Put Plywood On Walls And Finish With Whitewash
Well….as with most of our cabin projects, we went with an idea conjured up in our heads. We wanted something rustic and yet still light and airy. Our cabin isn’t real big so I didn’t want it feeling like a cave.
We went with a tongue and groove pine ceiling, which I loved, but wanted something lighter for the walls with a smooth texture…..and still rustic.
I liked the idea of just putting up sheets of wood quickly and easily to get a rustic look. We used beadboard in our bathrooms stained a golden pine. However, we didn’t want quite that much texture for the main living area.
That is when we thought of something that I never saw anyone else put up on their walls…….plywood!

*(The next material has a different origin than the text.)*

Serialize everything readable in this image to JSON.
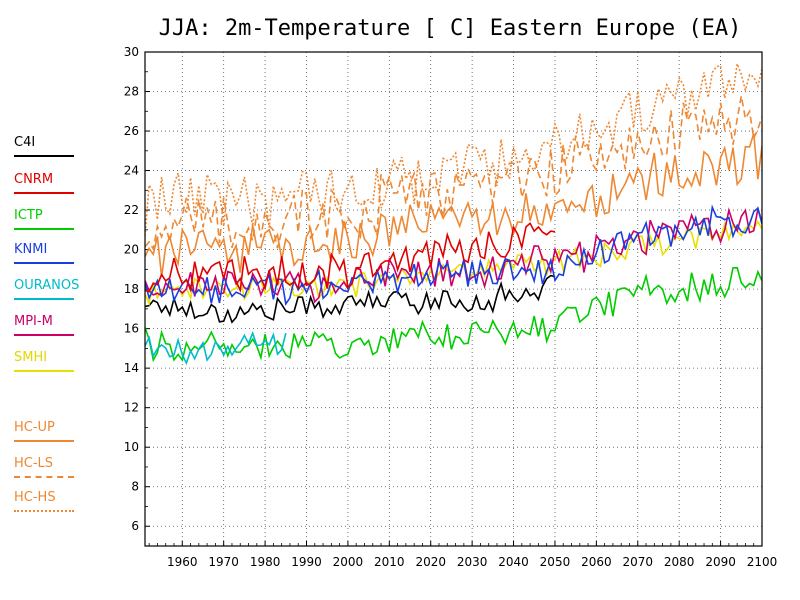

At first I thought…ewe……especially when my husband wanted to stain it! I knew without a doubt that I DID NOT want to do that. We, mainly I at the time, was after fresh and airy…..not dark man cave.
The first step was picking out the plywood. There are a lot of variations! We finally decided on a Tigerwood which had a little bit of nice grain but didn’t get all crazy with color variations or knots. It was a nice subtle wood.
We thought about painting over the plywood, but then we would lose the whole affect of putting wood on the walls in the first place.
Finally, I came up with the idea for a whitewash look that would allow the grain of the wood to show through.
We found the perfect product to use from Min-wax. They have a great whitewash pickling stain.
It was fairly easy to apply but you had to brush it on and then rub the stain off. So….my daughter and I worked on this in sections and we had to make sure that we were rubbing the stain off at the same consistency to give the walls a uniform look.
There were a few spots that we had to do a little rework by adding more stain and rubbing until it matched the rest but overall it was a smooth process.
Because hanging plywood sections leaves seams between the sections of wood, we also hung up battens. We just used the most inexpensive pine trim for this and also applied the pickling stain. Because of the difference in wood, the stain on the trim came out a more solid white. This was just fine with us because we liked the trim to stand out a bit.
Everywhere there was a seam, we attached one of our battens. Of course, we had this in mind when hanging the plywood so were careful about placement so the batten design would be uniform. You do get a little bit of waste but you don’t want to have seams in odd spots!
Here are a few pictures of our main living area which show off the finished whitewash walls the best:
Also, as you can see in this photo, we finished the kitchen ceiling with a pine bead-board that we also applied pickling stain to. There was a lot of variation in the wood colors which gave it a different look that blended well with both the pine stained trim and the whitewashed walls.
Here you can see the contrast with the pine ceiling. We also added a little more variation by using a stained pine trim board going horizontally across the seams right below the window. All of our other seams were vertical and had the whitewashed trim.